Solar Energy Bill Causes Controversy

Posted: Updated:

 State lawmakers are battling over a bill in the assembly that has to do with solar energy. If you have solar panels on your house and those make more create more energy than you use, you can sell it back to NV Energy.

Right now there is a limit on the number of customers that are able to do that.

Senate Bill 374, would end the cap when it is reached, but some solar companies say changes need to be made before it passes. Current law lets solar customers essentially zero-out their electricity bills by selling their excess energy to NV Energy.

When net metering was established, so was a cap on the number of customers eligible of three percent. Lawmakers say that solar businesses relied on this to get the industry off the ground. 
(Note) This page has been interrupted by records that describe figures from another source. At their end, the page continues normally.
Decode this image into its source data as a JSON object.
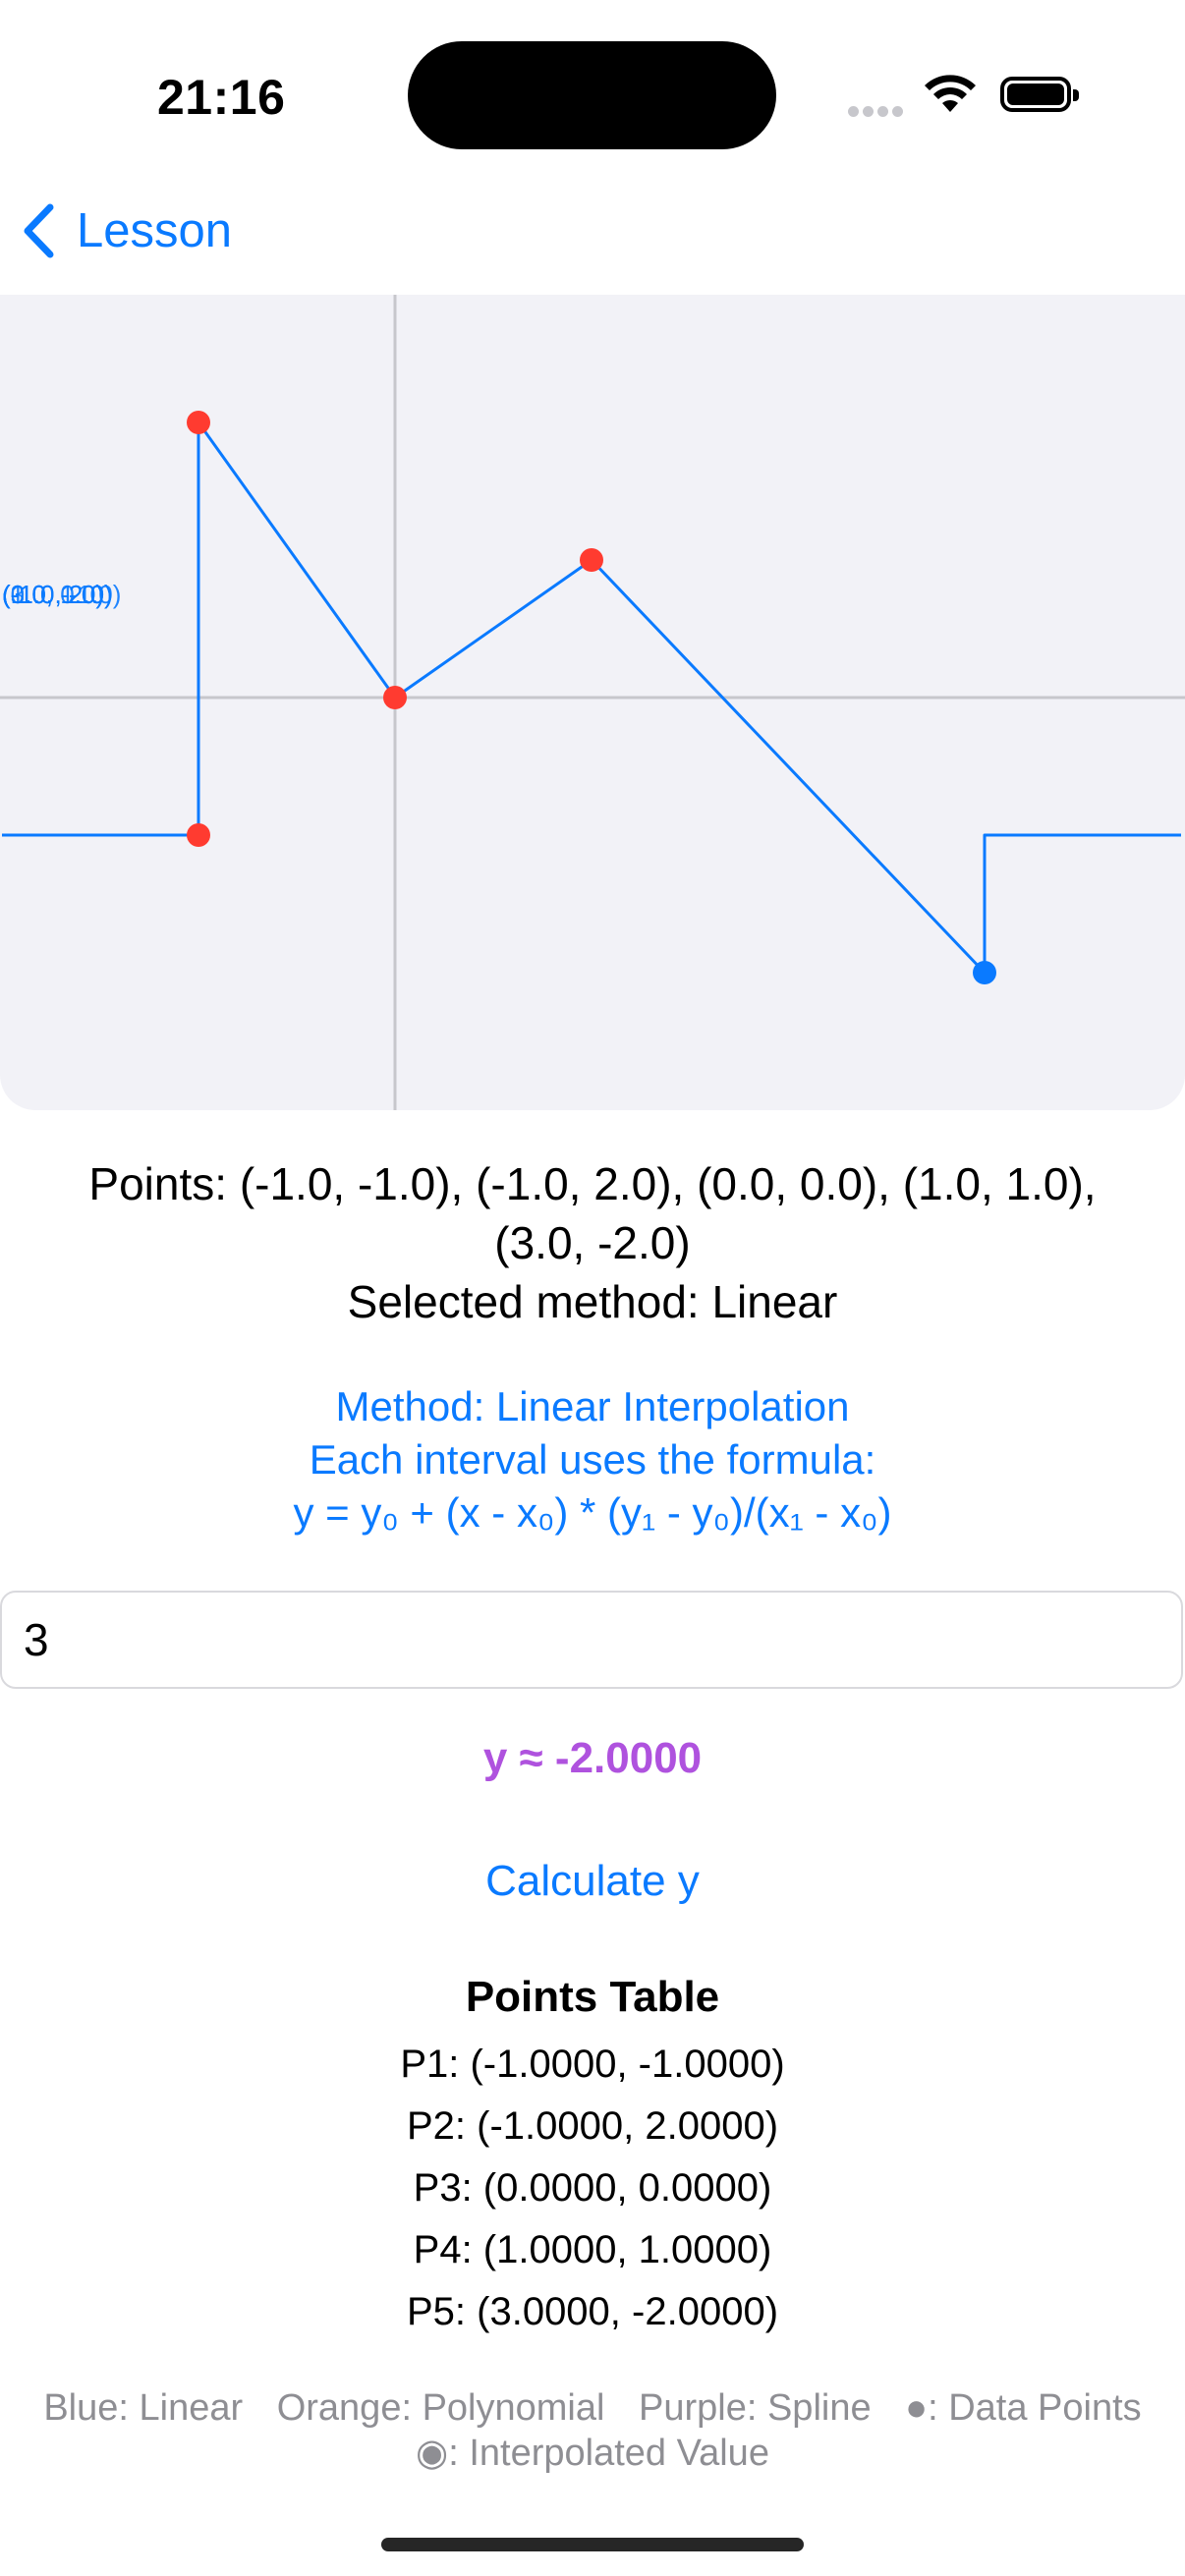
{
  "status_bar": {
    "time": "21:16"
  },
  "nav": {
    "back_label": "Lesson"
  },
  "graph": {
    "point_labels": [
      "(-1.0, -1.0)",
      "(-1.0, 2.0)",
      "(0.0, 0.0)",
      "(1.0, 1.0)",
      "(3.0, -2.0)"
    ]
  },
  "chart_data": {
    "type": "line",
    "title": "",
    "xlabel": "",
    "ylabel": "",
    "xlim": [
      -2,
      4
    ],
    "ylim": [
      -3,
      3
    ],
    "grid": false,
    "series": [
      {
        "x": [
          -2,
          -1,
          -1,
          0,
          1,
          3,
          3,
          4
        ],
        "y": [
          -1,
          -1,
          2,
          0,
          1,
          -2,
          -1,
          -1
        ],
        "color": "#0a7aff"
      }
    ],
    "data_points": {
      "x": [
        -1,
        -1,
        0,
        1
      ],
      "y": [
        -1,
        2,
        0,
        1
      ],
      "color": "#ff3b30"
    },
    "interpolated_point": {
      "x": 3,
      "y": -2,
      "color": "#0a7aff"
    }
  },
  "info": {
    "points_line1": "Points: (-1.0, -1.0), (-1.0, 2.0), (0.0, 0.0), (1.0, 1.0),",
    "points_line2": "(3.0, -2.0)",
    "selected_method": "Selected method: Linear"
  },
  "method": {
    "line1": "Method: Linear Interpolation",
    "line2": "Each interval uses the formula:",
    "line3": "y = y₀ + (x - x₀) * (y₁ - y₀)/(x₁ - x₀)"
  },
  "input": {
    "x_value": "3"
  },
  "result": {
    "text": "y ≈ -2.0000"
  },
  "calculate": {
    "label": "Calculate y"
  },
  "points_table": {
    "title": "Points Table",
    "rows": [
      "P1: (-1.0000, -1.0000)",
      "P2: (-1.0000, 2.0000)",
      "P3: (0.0000, 0.0000)",
      "P4: (1.0000, 1.0000)",
      "P5: (3.0000, -2.0000)"
    ]
  },
  "legend": {
    "blue": "Blue: Linear",
    "orange": "Orange: Polynomial",
    "purple": "Purple: Spline",
    "data_points": "●: Data Points",
    "interpolated": "◉: Interpolated Value"
  }
}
Senator Patricia Farley said, "It helps to convert people interested in the solar industry into customers and at the same time I think the other side is the rate payers for this. At some point the business has to stand on it's own.”

If the law passed, it would give state regulators the power to decide on a tariff to charge solar customers once the three percent cap is reached. Right now, experts say less than one percent of Nevadans have invested in solar, but that number is increasing everyday. 

"We had to do it to get the industry started and now it was never meant be ongoing forever. It was mean to get it going. And now we have. Now they're doing very well and they have to change their business model,” said Farley. 

But those opposed to this bill, like Sunrun said it could negatively impact the solar industry. 

"It would lead to huge uncertainty that would lead to layoffs of thousands of workers who found good paying work in the solar industry," said Bryan Miller with Sunrun.

And he says if new rules for a tariff on customers were to be in place...it wouldn't be until the fall.

"Well the cap is going to be hit sometime this summer. So we're asking for something very simple, just status quo. Continue status quo until the new rules come into effect,” said Miller. 

We tried reaching out to NV Energy, but they did not want to comment on this legislation at this time.  

Now the amendments of the bill will be reviewed and both sides hope to come to an agreement in the next two weeks of the session.